There ain't nobody looking back again.
This really is the truth. Those who grew up in the Great Depression in the South really try not to look back, because looking back has no meaning. They've been taught by their circumstances to always look forward, because there is always the chance tomorrow will be better than today. Perhaps this is why it took so long for anyone to tell me about my family history and how it was intertwined with the Democratic state party organization of Oklahoma.
Cotton on the roadside, cotton in the ditch.
We all picked the cotton but we never got rich.
Daddy was a veteran, a southern democrat.
They oughta get a rich man to vote like that.

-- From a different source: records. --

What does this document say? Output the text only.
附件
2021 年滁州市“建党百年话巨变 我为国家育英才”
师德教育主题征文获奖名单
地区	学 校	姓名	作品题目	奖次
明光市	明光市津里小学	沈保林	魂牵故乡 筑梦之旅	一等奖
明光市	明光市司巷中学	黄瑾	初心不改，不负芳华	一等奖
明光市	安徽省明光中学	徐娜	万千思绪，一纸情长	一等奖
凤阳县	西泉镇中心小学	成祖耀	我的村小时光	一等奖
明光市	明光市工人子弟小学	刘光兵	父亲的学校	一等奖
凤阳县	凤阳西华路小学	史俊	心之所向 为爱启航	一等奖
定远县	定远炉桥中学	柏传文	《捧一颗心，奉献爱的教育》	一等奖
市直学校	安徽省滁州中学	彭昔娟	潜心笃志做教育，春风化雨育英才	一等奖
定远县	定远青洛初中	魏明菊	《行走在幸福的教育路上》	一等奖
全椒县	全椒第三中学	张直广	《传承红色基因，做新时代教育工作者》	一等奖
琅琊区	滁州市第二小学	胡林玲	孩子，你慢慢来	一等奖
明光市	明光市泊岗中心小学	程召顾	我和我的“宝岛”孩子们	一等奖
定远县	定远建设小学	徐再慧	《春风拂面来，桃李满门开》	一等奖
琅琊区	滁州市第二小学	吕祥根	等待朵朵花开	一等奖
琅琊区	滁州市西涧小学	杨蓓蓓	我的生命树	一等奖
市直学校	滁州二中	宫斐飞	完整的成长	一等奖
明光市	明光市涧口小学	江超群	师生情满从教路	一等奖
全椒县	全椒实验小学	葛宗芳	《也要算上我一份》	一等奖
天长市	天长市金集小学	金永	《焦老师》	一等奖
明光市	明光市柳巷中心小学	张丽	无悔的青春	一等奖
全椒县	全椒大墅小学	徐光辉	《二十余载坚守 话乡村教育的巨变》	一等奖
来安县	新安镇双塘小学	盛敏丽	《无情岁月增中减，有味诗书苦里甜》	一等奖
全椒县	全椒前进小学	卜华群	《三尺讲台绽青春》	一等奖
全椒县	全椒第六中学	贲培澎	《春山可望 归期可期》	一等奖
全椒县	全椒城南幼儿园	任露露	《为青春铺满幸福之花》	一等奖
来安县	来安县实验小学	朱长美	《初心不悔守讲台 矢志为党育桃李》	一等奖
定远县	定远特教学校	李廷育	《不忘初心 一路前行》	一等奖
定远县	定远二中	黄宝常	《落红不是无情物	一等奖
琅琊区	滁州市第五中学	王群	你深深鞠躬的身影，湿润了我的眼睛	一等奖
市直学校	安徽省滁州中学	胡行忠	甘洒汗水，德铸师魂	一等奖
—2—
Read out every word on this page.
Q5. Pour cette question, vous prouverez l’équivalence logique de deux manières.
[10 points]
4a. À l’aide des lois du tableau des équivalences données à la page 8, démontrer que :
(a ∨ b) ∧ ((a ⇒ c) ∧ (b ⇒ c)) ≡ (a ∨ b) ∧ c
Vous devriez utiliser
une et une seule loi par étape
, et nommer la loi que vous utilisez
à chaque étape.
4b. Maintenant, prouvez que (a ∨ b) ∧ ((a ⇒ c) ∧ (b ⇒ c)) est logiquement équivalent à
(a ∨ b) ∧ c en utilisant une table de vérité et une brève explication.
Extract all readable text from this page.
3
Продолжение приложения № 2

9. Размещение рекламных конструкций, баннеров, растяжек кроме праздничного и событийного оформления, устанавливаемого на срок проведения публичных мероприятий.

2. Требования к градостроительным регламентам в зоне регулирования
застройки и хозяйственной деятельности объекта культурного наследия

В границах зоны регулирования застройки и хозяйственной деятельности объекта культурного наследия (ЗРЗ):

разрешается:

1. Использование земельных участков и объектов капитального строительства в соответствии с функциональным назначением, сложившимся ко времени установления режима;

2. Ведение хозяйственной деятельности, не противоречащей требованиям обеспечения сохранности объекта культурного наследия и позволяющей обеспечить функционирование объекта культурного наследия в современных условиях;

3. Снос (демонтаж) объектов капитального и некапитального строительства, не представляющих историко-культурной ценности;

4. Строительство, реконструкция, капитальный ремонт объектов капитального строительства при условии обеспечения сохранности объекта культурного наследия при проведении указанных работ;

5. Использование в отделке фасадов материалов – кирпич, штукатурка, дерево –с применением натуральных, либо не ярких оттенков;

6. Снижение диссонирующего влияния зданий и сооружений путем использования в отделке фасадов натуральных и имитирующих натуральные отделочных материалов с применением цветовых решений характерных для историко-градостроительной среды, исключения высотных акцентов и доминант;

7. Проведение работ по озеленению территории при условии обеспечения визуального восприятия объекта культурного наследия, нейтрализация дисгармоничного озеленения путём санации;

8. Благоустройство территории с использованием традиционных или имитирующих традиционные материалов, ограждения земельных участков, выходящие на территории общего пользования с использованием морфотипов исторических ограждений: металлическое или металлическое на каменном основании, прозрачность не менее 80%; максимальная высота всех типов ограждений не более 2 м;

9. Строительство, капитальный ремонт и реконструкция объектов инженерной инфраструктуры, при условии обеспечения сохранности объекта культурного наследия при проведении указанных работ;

This was my grandfather in a nutshell. A life-long Southern Yellow Dog Democrat, who believed that a yellow dog in the road was better than any Republican someone could nominate. He was a middle child of about 8 or 9 kids (I have trouble pinning everyone down on just how many kids there were). His older sister was a school teacher; his youngest brother was a mine supervisor. My grandfather was a party political operative in south-eastern Oklahoma who for his loyalty was rewarded with a series of political patronage positions.
Well somebody told us wall street fell
But we were so poor that we couldnt tell.
Cotton was short and the weeds were tall
But mr. roosevelts a gonna save us all.
A very accurate description of my family. Mr Roosevelt did save my family from starvation, if my mother's memories are accurate. Granted, she was a small child though all of this, but her older half-sister, who later would be a radio operator in World War II, verified much of what she remembers.
Well momma got sick and daddy got down.
The county got the farm and they moved to town.
Pappa got a job with the tva
He bought a washing machine and then a chevrolet.
Grandfather didn't get a TVA job. Rather, he was given a job running the company store at a state park in southeastern Oklahoma. When people quit coming to the park and the store closed, he was made a guard supervisor at the state prison in Mcalester. Once World War II began, he was given preference as a veteran and loyal Democrat for a supervisory position in an Oakland, CA, shipyard, where he moved his family for the duration of the war, and my mom's younger sister was born.
After the end of the war, the store reopened, and my grandfather went back to running it. One of my mother's clearest memories of the time was when he fired a white man from chopping wood, because the young man refused to work next to a black veteran. My grandfather believed that all military service was honorable and should be honored. He also believed that the segregation of Jim Crow was dishonorable and should be ended.
My grandfather's association with the Democratic Party in Oklahoma led to one other political appointment. When my mother was a freshman in high school, he was appointed to be an associate state fire marshal, thanks to the respect others in the party had for him.
My grandmother was a strong woman in her own right. In the mid-30's, she walked away from an abusive marriage to a moonshiner that had given her two children, and she moved back in with her parents, marrying my grandfather about 5 years later. She was 10 years younger than my grandfather, but a heart ailment compounded by a migraine took her when my mother was 17. Four years later, weeks after my mother graduated from college, the first in her family to do so, my grandfather died, leaving my mom responsible for her younger sister just as she was about to start her first teaching job. The move to Kansas and the stress of the new job, combined with trying to assure her sister graduated high school and then college led my mother to put away her own political involvement until 2004.
So, I found out that it makes sense that the girl from western Kansas, who always found her unapologetically liberal opinions to be out of step with those around her, would be right at home in the thick of political discussions and campaigns. I only wish I'd known more sooner.